治療は基本的に手術ですが、部位、臨床、組織所見によってリスク因子が異なり、切除マージン、リンパ節廓清術など手術法も異なってきます。多臓器転移例に対しては放射線療法、化学療法などが行われています。近年ではこの分野でも分子標的薬、免疫チェックポイント阻害薬が導入されてきています。
【有棘細胞癌の前駆症】
上術した局所的な発生母地や全身的な発生母地がありますが、SCCの早期病変(SCC in situ)として日光角化症、Bowen病、放射線角化症、白板症、砒素角化症などがあります。
🔷日光角化症
高齢者の顔、頭、手背などの裸露部に数mmから数cmの疣状局面、あるいは境界がやや不明瞭な角化性紅斑鱗屑局面、時に萎縮性の局面がみられます。しばしば多発しますが、単発の場合もあります。角状に突出していわゆる皮角の臨床像を呈することもあります。臨床的に脂漏性角化症(老人性疣贅)、尋常性疣贅(イボ)、慢性湿疹、扁平苔癬様角化症、乾癬などと似ていて鑑別を要することがありますが、病理組織学的に鑑別できます。治療は切除が確実ですが、液体窒素凍結療法、抗ガン剤の外用(5-FU軟膏)、イミキモド(Toll-kike receptor 7を刺激する免疫調節薬)が使用される場合もあります。
🔷Bowen病
SCC in situと同義語です。
表皮全体が異型表皮細胞に置き換わった状態で表皮内癌ですが、表皮基底層は保たれていて、真皮への浸潤はありません。但し、進行して基底膜を破り、真皮へ浸潤性の増殖をきたすとBowen癌と呼ばれる有棘細胞癌となります。

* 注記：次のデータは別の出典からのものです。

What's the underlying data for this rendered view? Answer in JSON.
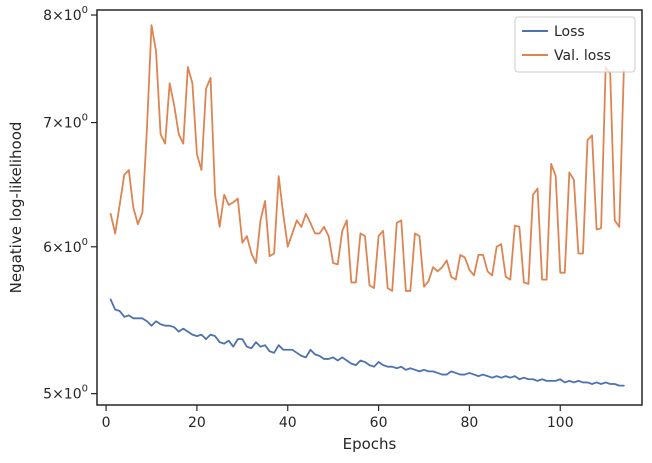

臨床症状は、日光角化症と異なり全身各所に生じます。1~数cmの境界明瞭な紅褐色調の不整形から環状、連圏状の角化性紅斑性局面で表面にしばしば鱗屑、痂皮を付着します。慢性湿疹、尋常性乾癬、基底細胞癌、パジェット病に似ることもありますが、病理組織で鑑別できます。爪甲下、陰部にも生じることがあります。この際HPV16,18などのハイリスク型のHPVウイルスが検出されることがあります。または症例、部位によっては紫外線、砒素の関与もあり得ます。
🔷放射線角化症
慢性放射線皮膚炎の多形萎縮を伴う硬化した皮膚局面に角質増殖を伴った角化性隆起を伴って発症します。
🔷白板症
口腔粘膜、外陰部にみられる白色の硬化局面を広義の白板症と呼びます。狭義には組織学的に表皮内癌がみられるものを指します。臨床的にはカンジダ症、扁平苔癬、硬化性皮萎縮性苔癬に似ることもありますが、組織所見で鑑別できます。